En ce qui concerne les coûts à la charge des opérateurs économiques, les coûts d'information sont considérés comme négligeables. Les entreprises se préoccupent de l'incidence négative qu'ont sur elles les incohérences généralisées dans l'approche adoptée par les différents États membres. Elles soulignent également que le mécanisme de mise en application ne peut pas créer une égalité des conditions de concurrence pour les entreprises qui vendent des produits sur le marché intérieur. S'agissant des avantages procurés, le règlement n'a pas atteint son objectif d'améliorer la sécurité pour les consommateurs/utilisateurs et d'assurer l'égalité des conditions de concurrence pour les entreprises, compte tenu de la persistance ou de l'augmentation mentionnée du nombre de produits non conformes.
Pertinence
Les définitions du règlement sont généralement claires et appropriées, mais elles ne sont ni complètes ni actuelles, notamment en ce qui concerne les évolutions nouvelles ou naissantes (ventes en ligne, par exemple).
Cohérence
La cohérence interne du règlement n'a pas été remise en question.

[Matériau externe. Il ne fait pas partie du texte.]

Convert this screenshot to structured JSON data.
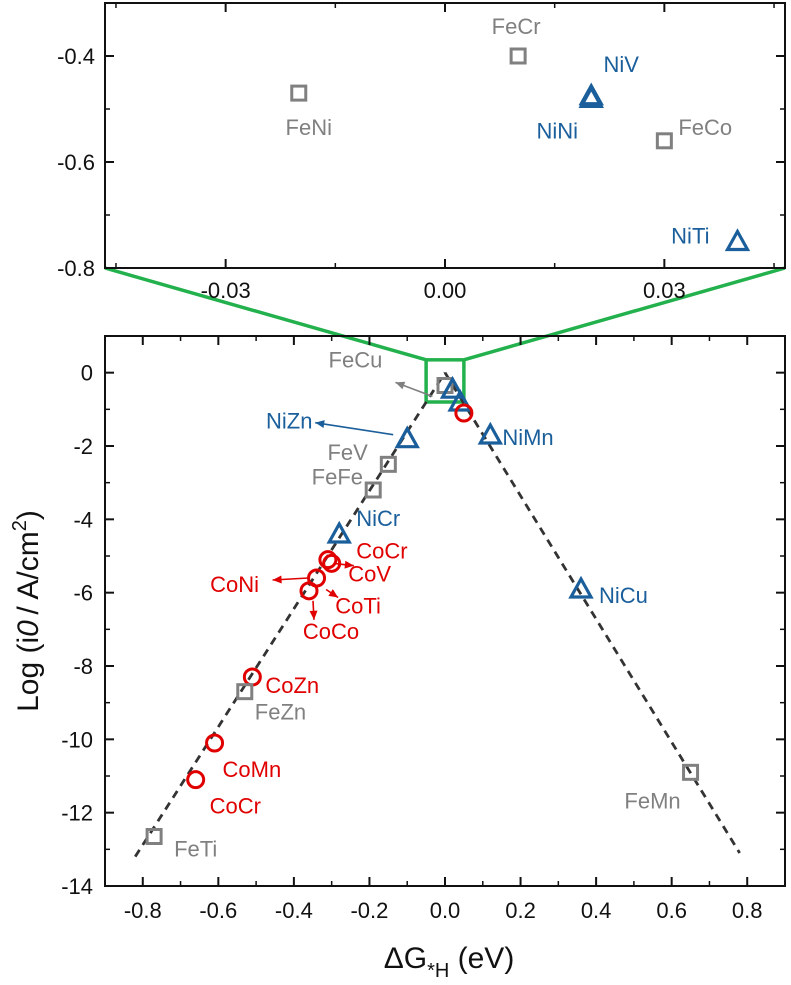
{
  "colors": {
    "fe": "#808080",
    "ni": "#1a5f9b",
    "co": "#e00000",
    "zoom": "#22b14c",
    "axis": "#111111",
    "trend": "#333333"
  },
  "chart_data": [
    {
      "type": "scatter",
      "role": "inset",
      "xlim": [
        -0.0465,
        0.0465
      ],
      "ylim": [
        -0.8,
        -0.3
      ],
      "xticks": [
        -0.03,
        0.0,
        0.03
      ],
      "xtick_labels": [
        "-0.03",
        "0.00",
        "0.03"
      ],
      "yticks": [
        -0.4,
        -0.6,
        -0.8
      ],
      "ytick_labels": [
        "-0.4",
        "-0.6",
        "-0.8"
      ],
      "points": [
        {
          "label": "FeCr",
          "x": 0.01,
          "y": -0.4,
          "series": "fe",
          "marker": "square",
          "ldx": -2,
          "ldy": -22,
          "anchor": "middle"
        },
        {
          "label": "FeNi",
          "x": -0.02,
          "y": -0.47,
          "series": "fe",
          "marker": "square",
          "ldx": 10,
          "ldy": 42,
          "anchor": "middle"
        },
        {
          "label": "NiV",
          "x": 0.02,
          "y": -0.475,
          "series": "ni",
          "marker": "triangle",
          "ldx": 30,
          "ldy": -24,
          "anchor": "middle"
        },
        {
          "label": "NiNi",
          "x": 0.02,
          "y": -0.48,
          "series": "ni",
          "marker": "triangle",
          "ldx": -34,
          "ldy": 40,
          "anchor": "middle"
        },
        {
          "label": "FeCo",
          "x": 0.03,
          "y": -0.56,
          "series": "fe",
          "marker": "square",
          "ldx": 14,
          "ldy": -6,
          "anchor": "start"
        },
        {
          "label": "NiTi",
          "x": 0.04,
          "y": -0.75,
          "series": "ni",
          "marker": "triangle",
          "ldx": -28,
          "ldy": 2,
          "anchor": "end"
        }
      ]
    },
    {
      "type": "scatter",
      "role": "main",
      "xlabel": "ΔG*H (eV)",
      "ylabel": "Log (i0 / A/cm2)",
      "xlim": [
        -0.9,
        0.9
      ],
      "ylim": [
        -14,
        1
      ],
      "xticks": [
        -0.8,
        -0.6,
        -0.4,
        -0.2,
        0.0,
        0.2,
        0.4,
        0.6,
        0.8
      ],
      "xtick_labels": [
        "-0.8",
        "-0.6",
        "-0.4",
        "-0.2",
        "0.0",
        "0.2",
        "0.4",
        "0.6",
        "0.8"
      ],
      "yticks": [
        0,
        -2,
        -4,
        -6,
        -8,
        -10,
        -12,
        -14
      ],
      "ytick_labels": [
        "0",
        "-2",
        "-4",
        "-6",
        "-8",
        "-10",
        "-12",
        "-14"
      ],
      "trend_lines": [
        {
          "x": [
            -0.82,
            0.0
          ],
          "y": [
            -13.2,
            0.0
          ]
        },
        {
          "x": [
            0.0,
            0.78
          ],
          "y": [
            0.0,
            -13.1
          ]
        }
      ],
      "zoom_box": {
        "x": [
          -0.05,
          0.05
        ],
        "y": [
          -0.8,
          0.35
        ]
      },
      "points": [
        {
          "label": "",
          "x": 0.0,
          "y": -0.35,
          "series": "fe",
          "marker": "square"
        },
        {
          "label": "",
          "x": 0.02,
          "y": -0.45,
          "series": "ni",
          "marker": "triangle"
        },
        {
          "label": "",
          "x": 0.04,
          "y": -0.8,
          "series": "ni",
          "marker": "triangle"
        },
        {
          "label": "",
          "x": 0.05,
          "y": -1.1,
          "series": "co",
          "marker": "circle"
        },
        {
          "label": "FeCu",
          "x": -0.02,
          "y": -0.4,
          "series": "fe",
          "marker": "none",
          "ldx": -82,
          "ldy": -20,
          "anchor": "middle",
          "arrow": true,
          "adx": -5,
          "ady": 9,
          "atx": -42,
          "aty": -5
        },
        {
          "label": "NiMn",
          "x": 0.12,
          "y": -1.7,
          "series": "ni",
          "marker": "triangle",
          "ldx": 12,
          "ldy": 10,
          "anchor": "start"
        },
        {
          "label": "NiZn",
          "x": -0.1,
          "y": -1.8,
          "series": "ni",
          "marker": "triangle",
          "ldx": -118,
          "ldy": -10,
          "anchor": "middle",
          "arrow": true,
          "adx": -14,
          "ady": -4,
          "atx": -92,
          "aty": -16
        },
        {
          "label": "FeV",
          "x": -0.12,
          "y": -2.0,
          "series": "fe",
          "marker": "none",
          "ldx": -52,
          "ldy": 14,
          "anchor": "middle"
        },
        {
          "label": "FeFe",
          "x": -0.15,
          "y": -2.5,
          "series": "fe",
          "marker": "square",
          "ldx": -51,
          "ldy": 20,
          "anchor": "middle"
        },
        {
          "label": "",
          "x": -0.19,
          "y": -3.2,
          "series": "fe",
          "marker": "square"
        },
        {
          "label": "NiCr",
          "x": -0.28,
          "y": -4.4,
          "series": "ni",
          "marker": "triangle",
          "ldx": 17,
          "ldy": -8,
          "anchor": "start"
        },
        {
          "label": "CoCr",
          "x": -0.31,
          "y": -5.1,
          "series": "co",
          "marker": "circle",
          "ldx": 54,
          "ldy": -1,
          "anchor": "middle",
          "arrow": true,
          "adx": 8,
          "ady": 4,
          "atx": 26,
          "aty": 6
        },
        {
          "label": "CoV",
          "x": -0.3,
          "y": -5.2,
          "series": "co",
          "marker": "circle",
          "ldx": 38,
          "ldy": 18,
          "anchor": "middle"
        },
        {
          "label": "CoNi",
          "x": -0.34,
          "y": -5.6,
          "series": "co",
          "marker": "circle",
          "ldx": -82,
          "ldy": 14,
          "anchor": "middle",
          "arrow": true,
          "adx": -8,
          "ady": 0,
          "atx": -44,
          "aty": 2
        },
        {
          "label": "CoTi",
          "x": -0.32,
          "y": -5.75,
          "series": "co",
          "marker": "none",
          "ldx": 34,
          "ldy": 30,
          "anchor": "middle",
          "arrow": true,
          "adx": 2,
          "ady": 6,
          "atx": 14,
          "aty": 14
        },
        {
          "label": "CoCo",
          "x": -0.36,
          "y": -5.95,
          "series": "co",
          "marker": "circle",
          "ldx": 22,
          "ldy": 48,
          "anchor": "middle",
          "arrow": true,
          "adx": 4,
          "ady": 10,
          "atx": 5,
          "aty": 29
        },
        {
          "label": "CoZn",
          "x": -0.51,
          "y": -8.3,
          "series": "co",
          "marker": "circle",
          "ldx": 13,
          "ldy": 16,
          "anchor": "start"
        },
        {
          "label": "FeZn",
          "x": -0.53,
          "y": -8.7,
          "series": "fe",
          "marker": "square",
          "ldx": 10,
          "ldy": 28,
          "anchor": "start"
        },
        {
          "label": "CoMn",
          "x": -0.61,
          "y": -10.1,
          "series": "co",
          "marker": "circle",
          "ldx": 8,
          "ldy": 34,
          "anchor": "start"
        },
        {
          "label": "CoCr",
          "x": -0.66,
          "y": -11.1,
          "series": "co",
          "marker": "circle",
          "ldx": 14,
          "ldy": 34,
          "anchor": "start"
        },
        {
          "label": "FeTi",
          "x": -0.77,
          "y": -12.65,
          "series": "fe",
          "marker": "square",
          "ldx": 20,
          "ldy": 20,
          "anchor": "start"
        },
        {
          "label": "NiCu",
          "x": 0.36,
          "y": -5.9,
          "series": "ni",
          "marker": "triangle",
          "ldx": 18,
          "ldy": 14,
          "anchor": "start"
        },
        {
          "label": "FeMn",
          "x": 0.65,
          "y": -10.9,
          "series": "fe",
          "marker": "square",
          "ldx": -38,
          "ldy": 36,
          "anchor": "middle"
        }
      ]
    }
  ]
}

Pour ce qui est de la cohérence externe, certains problèmes ont été mis en évidence par rapport à la directive sur la sécurité générale des produits, en ce qui concerne la délimitation claire et l'alignement des définitions. Ces problèmes ont été traités dans la proposition présentée en 2013. La cohérence du règlement avec les directives sectorielles est suffisamment garantie par la disposition relative à la lex specialis. Même si elles n'empêchent pas la mise en œuvre du règlement, certaines divergences et lacunes au niveau des définitions et de la terminologie pourraient nuire à la clarté globale du cadre pour la surveillance du marché.
Valeur ajoutée de l'UE
Les avantages de disposer d'un acte législatif européen unique au lieu de plusieurs actes législatifs nationaux différents sont largement reconnus. En particulier, les systèmes d'information communs favoriseraient la coopération administrative. Dans l'ensemble, la capacité du règlement à réaliser la pleine valeur ajoutée de l'UE reste entravée par le niveau sousoptimal de l'échange d'informations et de la coopération pardelà les frontières, ainsi que par l'absence d'une mise en œuvre uniforme du cadre de surveillance du marché.